* Canaccord Genuity’s Aravinda Galappatthige cut his BCE Inc. (BCE-T) target to $33 from $37.50 with a “hold” rating. The average is $40.64.
“We have revisited our BCE model with a view to firming up our 2025 and also our 2026 estimates well ahead of Q4/24 reporting, which would feature 2025 guidance,” he said. “In addition to adjustments to capex factoring in recent management comments, we have also made some revisions around the timing of M&A. In particular, our estimates now reflect the Ziply acquisition closing on October 1 vs our prior expectation of earlier in Q3/25. All said, in terms of 2025, we expect to see flat adj EBITDA in 2025 (0.6-per-cent growth, reported and organic) but higher FCF year-over-year (10 per cent) due to the low base in 2024, which is impacted by an upswing in working capital use, severance payments, lower Canadian capex, partially offset by Ziply in Q4/25. In terms of adj EPS, we expect to see the familiar decline rate of 5 per cent in 2025, broadly similar to 2023A and 2024E.

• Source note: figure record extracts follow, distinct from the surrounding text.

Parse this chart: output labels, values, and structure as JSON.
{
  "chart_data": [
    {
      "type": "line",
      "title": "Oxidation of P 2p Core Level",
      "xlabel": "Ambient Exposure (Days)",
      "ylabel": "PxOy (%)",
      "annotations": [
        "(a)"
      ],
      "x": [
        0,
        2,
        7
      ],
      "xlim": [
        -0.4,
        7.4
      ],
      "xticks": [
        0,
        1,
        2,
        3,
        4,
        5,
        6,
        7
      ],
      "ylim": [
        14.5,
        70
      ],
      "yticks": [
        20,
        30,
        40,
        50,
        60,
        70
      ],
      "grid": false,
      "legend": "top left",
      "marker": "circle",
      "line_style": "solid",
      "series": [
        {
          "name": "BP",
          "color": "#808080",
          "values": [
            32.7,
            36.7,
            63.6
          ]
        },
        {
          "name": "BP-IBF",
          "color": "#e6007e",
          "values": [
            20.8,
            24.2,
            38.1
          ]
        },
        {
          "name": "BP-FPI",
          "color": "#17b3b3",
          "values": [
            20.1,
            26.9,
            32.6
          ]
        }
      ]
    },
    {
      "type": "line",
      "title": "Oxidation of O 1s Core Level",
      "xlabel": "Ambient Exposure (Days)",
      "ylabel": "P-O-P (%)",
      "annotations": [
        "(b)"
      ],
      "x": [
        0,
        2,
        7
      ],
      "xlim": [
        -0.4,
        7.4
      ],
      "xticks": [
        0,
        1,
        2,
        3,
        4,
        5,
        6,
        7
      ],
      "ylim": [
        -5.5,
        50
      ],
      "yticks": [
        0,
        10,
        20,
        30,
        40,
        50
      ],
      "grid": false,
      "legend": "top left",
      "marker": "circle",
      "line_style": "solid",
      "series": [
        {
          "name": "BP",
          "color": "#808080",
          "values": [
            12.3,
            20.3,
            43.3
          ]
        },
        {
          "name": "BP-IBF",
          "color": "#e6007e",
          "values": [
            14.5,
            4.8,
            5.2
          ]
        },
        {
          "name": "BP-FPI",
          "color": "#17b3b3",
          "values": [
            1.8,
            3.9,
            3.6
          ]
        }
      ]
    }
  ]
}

“How we view BCE in light of ongoing sell-off: BCE’s share price continues to struggle, down 13 per cent over the past month and a staggering 37 per cent year-to-date. While the most recent phase of pressure is likely tax loss selling related, we believe that there is an underlying loss of confidence in the stock that is also playing out. Essentially, BCE’s long held mantle as a highly defensive, low beta stock is no longer valid, we would argue. This, in turn, could lead to a material change in shareholder composition. In addition, sentiment around the broader Canadian telecom space remains weak with pricing pressure and expectations of easing volume growth, together with levered balance sheets having an impact.”